Sudan: 'Sudan Govt Must Confiscate Ill-Gotten Gains - Analyst

Khartoum — A prominent intellectual and political analyst argues that the transitional government must confiscate the unlawfully obtained property in the country. He describes the capitalists that grew during the era of the former regime as parasitic, and greedy.

On Thursday, during a Tea-Cup Forum of El Tayyar daily newspaper the director of the Sudanese Studies Centre and a prominent political analyst, Haidar Ibrahim argued that the fight against the Muslim Brotherhood and their exclusion should be on the ground of intellectual, cultural and social aspects.

He called on the transitional government to confiscate the unlawfully obtained property in the country. He expressed his concerns about the delay in such a move. I wish we can apply the principle of how you have obtained such wealth (where you got this from) during the next stage, he said.

Haidar Ibrahim described capitalism and capitalists that grew during the era of the former regime as parasitic and greedy. He further called for the necessity to establish an advisory body that can advise, support and fill the gaps or defects of the transitional government.

He also called for legislation to prevent anyone who has committed a criminal offense or has been tried to participate in the upcoming elections.

He said that he supports the trial of Al Bashir internally because it is ethical and exposes their ill practices. After we take our right in Sudan, then he can be handed over to the international criminal court, he stated.

Sudan cannot go on without a historical political compromise

In a political forum on Thursday, prominent political analyst El Shafee Khidir argued that the success of the transitional period highly depends on a political compromise between the leftist and Islamic parties. He claimed that without such a historical compromise that can ensure the preferences of both the left and right, there will not be a transitional period. To resolve an issue such as the relationship between the state and religion, there must be a compromise, he said.
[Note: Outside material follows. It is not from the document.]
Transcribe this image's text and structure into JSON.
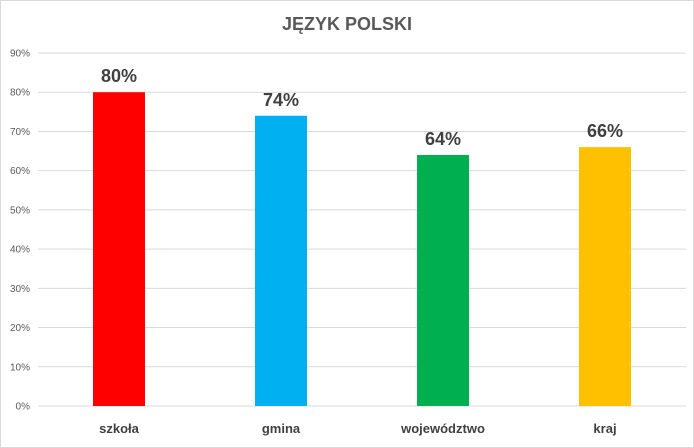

El Shafee stated that Sudan has been on the transitional process since independence. He attributed the conflict in Sudan to the failure of the Sudanese elites to answer the question of change and to the absence of a national vision that can lead the country to a developed state.

He argued that there are grounds for such a historical compromise such as independence of the judiciary, equality of all Sudanese before the law irrespective of their belief, race or sex, etc. He further argued that the issue of national identity can be solved through the equal recognition of cultures, beliefs, languages, and ethnicities.